Some analysts say it is still too early to make a call on cooling measures after only one quarter of strong growth but that could change if prices continue to grow at more than 2 per cent for another one to two quarters, noted Mr Wong Xian Yang, associate director of research for Singapore and South-east Asia at Cushman & Wakefield.
Ms Tricia Song, Colliers International’s research head for Singapore, sees prices and sales extending their rally this year but warned that the “spectre of more cooling measures – should prices outpace economic fundamentals – could temper that momentum”.
Meanwhile, new home sales fell 26 per cent in the fourth quarter from the previous three months, but developers eked out a small gain in overall sales for last year.
Developers moved 2,603 units, excluding executive condominium (EC) units, in the fourth quarter, down from 3,517 in the third, and 9,982 new homes for the year, up 0.7 per cent from a year earlier.
Robust demand in the primary market spilled over to the secondary one, with private resale transactions accounting for 61.3 per cent of all sales in the fourth quarter compared with 49.2 per cent in the previous quarter.
Resale volumes surged to 4,249 units in the fourth quarter from 3,467 in the third.
The figures for the year as a whole were even more impressive with resales jumping nearly 20 per cent to 10,729 compared with 8,949 in 2019.

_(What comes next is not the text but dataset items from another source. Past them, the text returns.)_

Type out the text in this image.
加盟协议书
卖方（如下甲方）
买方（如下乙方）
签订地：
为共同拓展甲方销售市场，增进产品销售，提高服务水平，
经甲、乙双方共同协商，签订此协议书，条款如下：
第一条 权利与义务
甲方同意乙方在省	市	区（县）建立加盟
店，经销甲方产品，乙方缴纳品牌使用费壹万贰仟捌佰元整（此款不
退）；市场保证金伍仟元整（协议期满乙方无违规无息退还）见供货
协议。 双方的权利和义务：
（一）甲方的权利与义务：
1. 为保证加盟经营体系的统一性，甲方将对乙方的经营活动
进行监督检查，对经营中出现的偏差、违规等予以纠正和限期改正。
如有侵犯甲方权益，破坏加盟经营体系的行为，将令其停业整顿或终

More buyers are turning to the resale market because of “a widening price gap between new sales and resales, and a preference for larger older apartments due to the work-from-home trend. There could also be more demand for readily available housing given the delays in new home completions”, Ms Song said.
New launches set benchmark prices late last year and helped homes in the prime region rise 3.2 per cent in the fourth quarter after falling in the third.
Non-landed property in the city fringe or rest of central region jumped 4.4 per cent to carry on that sector’s rally, while homes in the suburbs or outside central region grew 1.8 per cent, driven by HDB upgraders, analysts said.
Private home rents dropped 0.6 per cent last year compared with a 1.4 per cent rise in 2019 although suburban rents gained 3 per cent. Rentals in the prime and city fringe areas fell.
Ms Song expects overall rents to stabilise: “While expats’ demand may decline due to job losses or pay cuts, rents are unlikely to crash as completions will be significantly below the 10-year historical annual average of 12,948 units, with potential delays.”
Developers launched 10,833 uncompleted private homes for sale last year compared with 11,345 in 2019 with 3,147 of those coming in the fourth quarter, a slight fall from the previous three months. There were 49,307 uncompleted private homes (excluding ECs) in the pipeline with planning approvals as at the end of the fourth quarter, compared with 50,369 in the previous quarter.
Developers still had 24,296 unsold units as at the end of the fourth quarter, compared with the 26,483 units in the previous quarter.